Now I go to the airport where some voyeur I don’t know and will never meet makes an assessment of my endowment, analyzes my assets. Thank you, no. Who gives him the right? Of course, the Bush Administration did. We, as citizens, stand bare before our rich and powerful leaders. I don’t think that’s what the right to bare arms is all about. From a shop below wafts Bob Dylan’s “Subterranean Homesick Blues.” The irony seems lost on all but me. But then, a stranger’s hands are down my pants. Bush’s legacy in the Patriot Act is that all are guilty until proven innocent. After being felt up, I feel like I need a shower. I need to check my “resistance.”

Then again, maybe my government will do it for me.


Brave New Whirled

Today marks the triumph of capitalism. Having just finished reading Aldous Huxley’s Brave New World for the first time since my undergraduate days, I found it strangely appropriate and prescient. Huxley foresaw a bleak future where comfort and convenience outweighed concerns for truth and meaning.

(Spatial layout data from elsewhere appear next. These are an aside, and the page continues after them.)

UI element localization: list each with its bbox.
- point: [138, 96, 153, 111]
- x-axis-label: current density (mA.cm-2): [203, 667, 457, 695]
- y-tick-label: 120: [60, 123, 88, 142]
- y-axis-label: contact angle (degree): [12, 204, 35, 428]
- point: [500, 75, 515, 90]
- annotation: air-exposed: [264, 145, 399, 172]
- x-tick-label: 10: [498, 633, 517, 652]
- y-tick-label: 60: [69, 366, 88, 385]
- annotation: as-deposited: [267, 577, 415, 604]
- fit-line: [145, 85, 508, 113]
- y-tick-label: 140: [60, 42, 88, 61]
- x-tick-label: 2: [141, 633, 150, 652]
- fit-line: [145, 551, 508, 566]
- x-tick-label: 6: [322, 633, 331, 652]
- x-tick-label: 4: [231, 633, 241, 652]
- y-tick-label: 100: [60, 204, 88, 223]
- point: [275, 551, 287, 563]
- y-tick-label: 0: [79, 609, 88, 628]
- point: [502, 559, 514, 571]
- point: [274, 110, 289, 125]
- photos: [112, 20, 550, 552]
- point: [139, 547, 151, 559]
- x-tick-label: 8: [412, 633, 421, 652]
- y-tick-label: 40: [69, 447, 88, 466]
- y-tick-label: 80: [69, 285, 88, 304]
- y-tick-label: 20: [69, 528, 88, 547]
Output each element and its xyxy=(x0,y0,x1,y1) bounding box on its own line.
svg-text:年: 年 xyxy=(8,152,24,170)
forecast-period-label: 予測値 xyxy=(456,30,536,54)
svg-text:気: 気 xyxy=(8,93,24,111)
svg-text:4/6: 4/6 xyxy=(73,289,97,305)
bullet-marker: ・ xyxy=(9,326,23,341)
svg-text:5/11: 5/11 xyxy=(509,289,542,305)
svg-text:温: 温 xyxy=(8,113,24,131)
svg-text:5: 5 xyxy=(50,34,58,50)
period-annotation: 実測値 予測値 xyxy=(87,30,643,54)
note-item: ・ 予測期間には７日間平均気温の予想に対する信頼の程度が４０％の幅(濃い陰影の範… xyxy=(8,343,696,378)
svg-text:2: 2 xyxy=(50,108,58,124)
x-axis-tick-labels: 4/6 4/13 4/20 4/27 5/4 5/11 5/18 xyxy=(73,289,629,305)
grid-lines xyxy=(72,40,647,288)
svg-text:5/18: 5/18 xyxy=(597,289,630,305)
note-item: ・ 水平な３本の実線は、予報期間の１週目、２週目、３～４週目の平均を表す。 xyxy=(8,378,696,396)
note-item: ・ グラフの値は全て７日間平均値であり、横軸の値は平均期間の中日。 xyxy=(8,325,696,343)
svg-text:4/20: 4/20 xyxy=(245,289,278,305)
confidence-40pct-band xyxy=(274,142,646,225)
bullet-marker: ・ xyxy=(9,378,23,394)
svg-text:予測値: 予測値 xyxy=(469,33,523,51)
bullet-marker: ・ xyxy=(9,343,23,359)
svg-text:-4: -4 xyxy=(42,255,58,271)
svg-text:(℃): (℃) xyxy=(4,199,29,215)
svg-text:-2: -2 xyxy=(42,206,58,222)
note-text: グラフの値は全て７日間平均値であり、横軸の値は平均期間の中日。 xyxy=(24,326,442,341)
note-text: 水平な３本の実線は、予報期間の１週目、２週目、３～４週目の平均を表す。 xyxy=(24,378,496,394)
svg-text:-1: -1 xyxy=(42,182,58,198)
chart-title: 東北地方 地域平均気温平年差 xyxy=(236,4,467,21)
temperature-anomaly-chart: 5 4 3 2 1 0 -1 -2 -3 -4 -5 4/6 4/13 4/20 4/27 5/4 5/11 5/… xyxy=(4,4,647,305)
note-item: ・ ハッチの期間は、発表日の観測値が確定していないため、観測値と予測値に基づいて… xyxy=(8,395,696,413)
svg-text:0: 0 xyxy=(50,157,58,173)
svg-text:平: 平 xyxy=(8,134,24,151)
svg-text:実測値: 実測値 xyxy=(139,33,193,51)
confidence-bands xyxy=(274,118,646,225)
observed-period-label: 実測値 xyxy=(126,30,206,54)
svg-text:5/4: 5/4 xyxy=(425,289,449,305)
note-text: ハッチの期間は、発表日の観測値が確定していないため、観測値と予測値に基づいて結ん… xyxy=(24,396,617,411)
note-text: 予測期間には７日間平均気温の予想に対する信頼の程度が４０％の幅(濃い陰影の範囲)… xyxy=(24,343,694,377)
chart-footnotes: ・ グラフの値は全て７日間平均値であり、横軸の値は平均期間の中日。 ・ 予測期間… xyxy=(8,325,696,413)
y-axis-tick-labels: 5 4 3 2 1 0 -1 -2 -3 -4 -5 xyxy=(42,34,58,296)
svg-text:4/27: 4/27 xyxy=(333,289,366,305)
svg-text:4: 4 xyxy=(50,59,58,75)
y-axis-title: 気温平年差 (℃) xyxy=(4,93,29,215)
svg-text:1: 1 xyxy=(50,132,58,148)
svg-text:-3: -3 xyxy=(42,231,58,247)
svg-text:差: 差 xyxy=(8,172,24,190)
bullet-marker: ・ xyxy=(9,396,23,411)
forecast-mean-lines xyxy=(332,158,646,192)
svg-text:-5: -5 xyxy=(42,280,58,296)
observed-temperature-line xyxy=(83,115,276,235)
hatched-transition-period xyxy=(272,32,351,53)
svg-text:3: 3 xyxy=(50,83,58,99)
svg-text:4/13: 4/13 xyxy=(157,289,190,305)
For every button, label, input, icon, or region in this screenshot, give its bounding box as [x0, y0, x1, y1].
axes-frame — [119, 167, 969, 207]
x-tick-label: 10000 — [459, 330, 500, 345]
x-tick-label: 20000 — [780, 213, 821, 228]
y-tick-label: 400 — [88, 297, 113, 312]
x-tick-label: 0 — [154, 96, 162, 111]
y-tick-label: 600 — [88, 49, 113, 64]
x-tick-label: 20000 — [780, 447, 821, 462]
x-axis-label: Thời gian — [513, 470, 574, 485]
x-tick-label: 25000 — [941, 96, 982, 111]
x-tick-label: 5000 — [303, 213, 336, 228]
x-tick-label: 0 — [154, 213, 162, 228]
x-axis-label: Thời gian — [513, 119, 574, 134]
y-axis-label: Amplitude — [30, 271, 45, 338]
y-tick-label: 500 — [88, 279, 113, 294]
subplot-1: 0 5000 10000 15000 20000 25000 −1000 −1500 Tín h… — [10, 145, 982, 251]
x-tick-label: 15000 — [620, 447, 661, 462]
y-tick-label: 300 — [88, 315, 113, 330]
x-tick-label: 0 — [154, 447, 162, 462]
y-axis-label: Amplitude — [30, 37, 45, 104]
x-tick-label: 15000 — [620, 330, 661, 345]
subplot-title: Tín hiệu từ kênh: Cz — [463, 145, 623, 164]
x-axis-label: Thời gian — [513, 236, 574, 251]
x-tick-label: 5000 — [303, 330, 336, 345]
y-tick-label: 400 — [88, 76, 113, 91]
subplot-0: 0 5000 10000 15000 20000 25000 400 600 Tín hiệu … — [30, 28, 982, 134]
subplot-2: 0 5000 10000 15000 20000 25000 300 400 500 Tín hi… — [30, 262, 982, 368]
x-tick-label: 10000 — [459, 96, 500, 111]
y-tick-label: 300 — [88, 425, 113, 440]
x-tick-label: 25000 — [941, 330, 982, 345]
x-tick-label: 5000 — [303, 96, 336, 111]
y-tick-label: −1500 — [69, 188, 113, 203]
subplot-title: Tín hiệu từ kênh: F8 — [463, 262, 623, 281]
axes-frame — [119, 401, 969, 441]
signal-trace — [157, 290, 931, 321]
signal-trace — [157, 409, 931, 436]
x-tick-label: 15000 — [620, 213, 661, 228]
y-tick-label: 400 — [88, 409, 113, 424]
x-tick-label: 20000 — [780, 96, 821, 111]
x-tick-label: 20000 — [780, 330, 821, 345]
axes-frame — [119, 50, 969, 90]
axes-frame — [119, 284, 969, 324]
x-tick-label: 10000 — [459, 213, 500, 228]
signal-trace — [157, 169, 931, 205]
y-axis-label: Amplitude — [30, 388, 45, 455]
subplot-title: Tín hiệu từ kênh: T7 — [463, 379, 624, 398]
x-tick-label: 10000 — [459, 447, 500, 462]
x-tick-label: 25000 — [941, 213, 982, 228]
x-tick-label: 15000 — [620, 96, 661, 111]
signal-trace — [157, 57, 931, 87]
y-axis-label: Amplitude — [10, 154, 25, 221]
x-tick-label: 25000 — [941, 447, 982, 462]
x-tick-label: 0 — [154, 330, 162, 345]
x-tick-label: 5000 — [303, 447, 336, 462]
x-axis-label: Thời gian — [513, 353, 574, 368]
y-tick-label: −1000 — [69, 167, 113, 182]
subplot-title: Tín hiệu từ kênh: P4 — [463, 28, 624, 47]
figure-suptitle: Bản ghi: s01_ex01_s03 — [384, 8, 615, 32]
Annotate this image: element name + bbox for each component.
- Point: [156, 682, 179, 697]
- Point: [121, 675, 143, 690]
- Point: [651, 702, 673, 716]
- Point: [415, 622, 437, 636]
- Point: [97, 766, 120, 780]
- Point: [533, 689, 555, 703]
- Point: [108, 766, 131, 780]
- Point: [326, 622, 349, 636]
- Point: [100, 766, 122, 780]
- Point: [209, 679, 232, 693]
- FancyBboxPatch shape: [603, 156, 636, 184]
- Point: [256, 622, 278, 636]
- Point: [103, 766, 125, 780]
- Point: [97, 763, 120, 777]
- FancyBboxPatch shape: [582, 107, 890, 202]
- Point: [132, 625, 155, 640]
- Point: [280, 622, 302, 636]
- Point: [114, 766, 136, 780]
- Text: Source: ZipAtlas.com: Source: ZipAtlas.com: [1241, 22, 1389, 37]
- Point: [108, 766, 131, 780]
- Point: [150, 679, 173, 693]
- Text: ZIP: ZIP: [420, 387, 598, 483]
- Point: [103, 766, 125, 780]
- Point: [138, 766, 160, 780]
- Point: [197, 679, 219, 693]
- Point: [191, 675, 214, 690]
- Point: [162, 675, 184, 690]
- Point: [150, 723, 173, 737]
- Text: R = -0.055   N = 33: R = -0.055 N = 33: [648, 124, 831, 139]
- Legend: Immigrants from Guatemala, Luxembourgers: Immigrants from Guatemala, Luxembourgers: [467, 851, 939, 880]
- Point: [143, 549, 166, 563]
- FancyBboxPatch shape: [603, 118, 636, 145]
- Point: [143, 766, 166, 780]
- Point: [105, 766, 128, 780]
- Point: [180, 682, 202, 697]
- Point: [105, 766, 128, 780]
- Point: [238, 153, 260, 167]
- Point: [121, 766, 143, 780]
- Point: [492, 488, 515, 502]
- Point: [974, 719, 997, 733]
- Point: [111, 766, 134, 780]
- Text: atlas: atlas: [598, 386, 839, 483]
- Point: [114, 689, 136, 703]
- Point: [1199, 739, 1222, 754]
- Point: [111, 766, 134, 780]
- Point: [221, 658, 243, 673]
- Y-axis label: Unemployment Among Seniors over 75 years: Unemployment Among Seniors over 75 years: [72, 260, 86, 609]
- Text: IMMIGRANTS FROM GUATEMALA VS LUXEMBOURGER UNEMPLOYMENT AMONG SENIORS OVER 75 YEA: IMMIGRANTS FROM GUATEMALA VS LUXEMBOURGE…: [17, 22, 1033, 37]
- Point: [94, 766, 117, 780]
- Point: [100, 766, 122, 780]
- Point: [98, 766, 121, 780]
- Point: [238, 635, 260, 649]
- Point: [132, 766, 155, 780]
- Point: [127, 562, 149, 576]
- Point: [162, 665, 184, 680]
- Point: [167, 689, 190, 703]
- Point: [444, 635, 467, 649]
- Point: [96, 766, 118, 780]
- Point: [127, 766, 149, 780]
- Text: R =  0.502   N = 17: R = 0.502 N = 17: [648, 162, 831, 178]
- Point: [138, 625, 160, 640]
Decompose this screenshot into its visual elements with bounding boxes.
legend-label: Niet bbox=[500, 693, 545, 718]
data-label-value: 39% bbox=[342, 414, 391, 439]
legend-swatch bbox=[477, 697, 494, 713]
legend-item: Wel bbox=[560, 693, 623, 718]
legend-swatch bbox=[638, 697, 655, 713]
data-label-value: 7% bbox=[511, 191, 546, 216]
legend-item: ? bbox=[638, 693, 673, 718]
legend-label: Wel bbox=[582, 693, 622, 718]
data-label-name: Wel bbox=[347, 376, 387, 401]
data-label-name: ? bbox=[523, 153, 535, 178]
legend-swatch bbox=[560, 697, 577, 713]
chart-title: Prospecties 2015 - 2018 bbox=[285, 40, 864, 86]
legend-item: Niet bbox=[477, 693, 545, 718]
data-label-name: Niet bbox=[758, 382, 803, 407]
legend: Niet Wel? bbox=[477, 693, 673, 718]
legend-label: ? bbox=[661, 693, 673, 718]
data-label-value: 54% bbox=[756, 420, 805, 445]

As the World Controller of Western Europe reveals to Mr. Savage, it was the Nine Year’s War that made people so docile that they would accept complete government control over their private lives. Read “9-11” for the Nine Year’s War, and he pretty much nailed it. Americans today put up with severely restricted freedoms because only the rich and powerful are truly free. We even have Huxley’s “feelies” – we just call it the TSA checkpoint at the airport.

“But I don’t want comfort. I want God, I want poetry, I want real danger, I want freedom, I want goodness. I want sin.” So says Mr. Savage shortly before his tragic end. The remainder of society – those willing to play along with the game, those willing to be anesthetized with the little perks the government throws their way – are already dead. “Let them eat cake.” We have our hedonistic day of shopping frenzy, looking forward to the soma of Christmas. We will comply despite the dehumanization the unemployed, the unwary traveler, the racially profiled, face every other day. As long as we have our electronic toys and the network into which they may be plugged, guide us o thou great Patriot Act. Freedom is not free. Orwell called it doublethink. Today it is doubleclick.

Novels have the capacity to say what libraries full of dusty dissertations cannot. Perhaps the future has not turned out quite the way Orwell or Huxley or Burgess predicted, but they were not far off. November has become the month of the novel. The Office of Letters and Light hosts National Novel Writing Month (NaNoWriMo for those in the know) each year to encourage others to find their creative voice. The challenge: write a 50,000-word novel fully in the month of November. I finished mine in just over two weeks. Perhaps someone who has the good fortune to break into the publishing world will once again sound that warning shot before society takes its next Huxleyian turn. But until then, anyone who says they don’t need a gramme or two of soma, well, they’re just plain lying.